Yesterday, François Mauss posted the following comment:
“Lets keep our cool concerning the worries of Bordeaux wine merchants : they should regain control on price negotiations with the property owners for, if they have what it takes, the ball is a bit more in their court, isn’t it?
In Bordeaux, margins, like in Champagne (I speak about the top 200 crus), are sufficiently large to weather a 2 digit drop for the 2007 vintage, no?”
Mr Mauss doesn’t know anything regarding margins, or even the economy. If he did, people would know about it!
Don’t touch at my margins, Mauss… or else!
Jokes aside, you seem to forget net margins, after taxes from the “caste” of Bordeaux negociants…
You would be amazed at what’s left, except for around 30 companies (out of 300 or 400)! A point should be made about the fragility of this sector (just ask banks). Almost no one in Bordeaux will be able to afford the 2007 vintage and only sell 30 to 50% without receiving payments from its own customers.
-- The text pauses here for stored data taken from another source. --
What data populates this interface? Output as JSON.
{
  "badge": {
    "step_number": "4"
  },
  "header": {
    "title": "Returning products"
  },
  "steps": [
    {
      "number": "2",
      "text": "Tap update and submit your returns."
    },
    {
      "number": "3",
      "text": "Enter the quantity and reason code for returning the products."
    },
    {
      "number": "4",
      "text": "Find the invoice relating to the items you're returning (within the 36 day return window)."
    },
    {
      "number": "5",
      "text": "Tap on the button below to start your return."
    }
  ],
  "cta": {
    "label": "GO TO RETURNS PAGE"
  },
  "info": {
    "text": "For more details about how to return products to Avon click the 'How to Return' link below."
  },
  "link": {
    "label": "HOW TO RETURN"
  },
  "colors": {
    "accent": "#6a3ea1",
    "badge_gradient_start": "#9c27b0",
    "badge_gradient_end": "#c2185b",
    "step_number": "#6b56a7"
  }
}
The normal margin for wholesalers in Bordeaux is often under 20% after taxes, which gives no rooms to maneuver in case of a catastrophe, pay a large sum to the tax authority or carrying inventory. With interest rates at 5/6% per year for the best customers. The usual gross margin for 80 to 90% of sales is around 12 to 13%. You take out 7 or 8% for operating cost. You see what’s left.
When one doesn’t know, one shouldn’t speak, except if your intent is to be provocative, and now is not the right time.
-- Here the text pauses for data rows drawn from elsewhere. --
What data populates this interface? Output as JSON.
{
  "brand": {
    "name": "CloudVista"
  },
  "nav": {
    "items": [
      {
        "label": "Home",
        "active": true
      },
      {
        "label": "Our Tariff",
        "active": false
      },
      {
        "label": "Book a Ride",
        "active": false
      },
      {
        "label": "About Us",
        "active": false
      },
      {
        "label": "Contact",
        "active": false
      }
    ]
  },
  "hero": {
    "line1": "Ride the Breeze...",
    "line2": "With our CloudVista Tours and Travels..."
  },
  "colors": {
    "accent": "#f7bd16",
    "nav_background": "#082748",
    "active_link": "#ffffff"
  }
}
As a conclusion, it is not because I sell a few speculative crus, 5 to 10% from my allocation, at market rate, that the rest was not sold at the release price + a little margin, to faithful customers who bought 2002, 2004 and even 2006!
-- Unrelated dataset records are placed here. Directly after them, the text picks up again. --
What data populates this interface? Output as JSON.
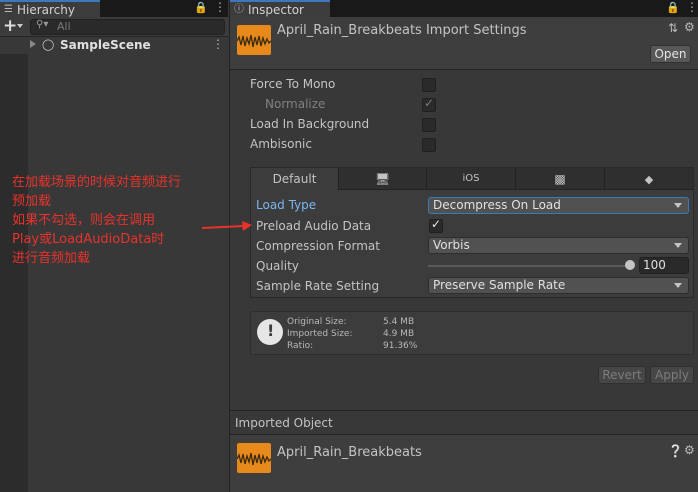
{
  "hierarchy": {
    "tab_label": "Hierarchy",
    "search_placeholder": "All",
    "add_label": "+",
    "scene_name": "SampleScene"
  },
  "inspector": {
    "tab_label": "Inspector",
    "title": "April_Rain_Breakbeats Import Settings",
    "open_button": "Open",
    "force_to_mono": {
      "label": "Force To Mono",
      "checked": false
    },
    "normalize": {
      "label": "Normalize",
      "checked": true
    },
    "load_in_background": {
      "label": "Load In Background",
      "checked": false
    },
    "ambisonic": {
      "label": "Ambisonic",
      "checked": false
    },
    "platform_tabs": [
      "Default",
      "monitor-icon",
      "iOS",
      "android-icon",
      "html5-icon"
    ],
    "default_tab_label": "Default",
    "ios_tab_label": "iOS",
    "load_type": {
      "label": "Load Type",
      "value": "Decompress On Load"
    },
    "preload_audio_data": {
      "label": "Preload Audio Data",
      "checked": true
    },
    "compression_format": {
      "label": "Compression Format",
      "value": "Vorbis"
    },
    "quality": {
      "label": "Quality",
      "value": "100",
      "fraction": 1.0
    },
    "sample_rate_setting": {
      "label": "Sample Rate Setting",
      "value": "Preserve Sample Rate"
    },
    "info": {
      "original_size_label": "Original Size:",
      "original_size_value": "5.4 MB",
      "imported_size_label": "Imported Size:",
      "imported_size_value": "4.9 MB",
      "ratio_label": "Ratio:",
      "ratio_value": "91.36%"
    },
    "revert_button": "Revert",
    "apply_button": "Apply",
    "imported_object_header": "Imported Object",
    "imported_object_name": "April_Rain_Breakbeats"
  },
  "annotation": {
    "line1": "在加载场景的时候对音频进行",
    "line2": "预加载",
    "line3": "如果不勾选，则会在调用",
    "line4": "Play或LoadAudioData时",
    "line5": "进行音频加载"
  },
  "colors": {
    "accent": "#3a79bb",
    "annotation": "#e8322b",
    "audio_icon": "#e8891c",
    "panel_bg": "#383838"
  }
}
On the 25, the civil court will hold a session to get to the bottom of the last Saint Emilion classification opposed by a few downgraded properties.
As you know, I am often on the side of the complainer, the widow, or the oppressed. But I am also paradoxically very legalist (check Pierre Marie Chauvin’s theses).
I experienced the rejection of Valandraud but didn’t contest this decision for I believe that if this time I didn’t pass, the next time I will, if I present Valandraud. I find it ridiculous to contest this decision.
It makes me think of married couples who, once they want to divorce, only say bad things about the one they once loved (which is like shooting your own foot).
Today, the UGC hosts a tasting of the 2007 vintage for all the wine merchants and brokers from Bordeaux before the grand festival which will begin at the beginning of April. I will be attending to represent my wholesales business as well as Château La Dominique.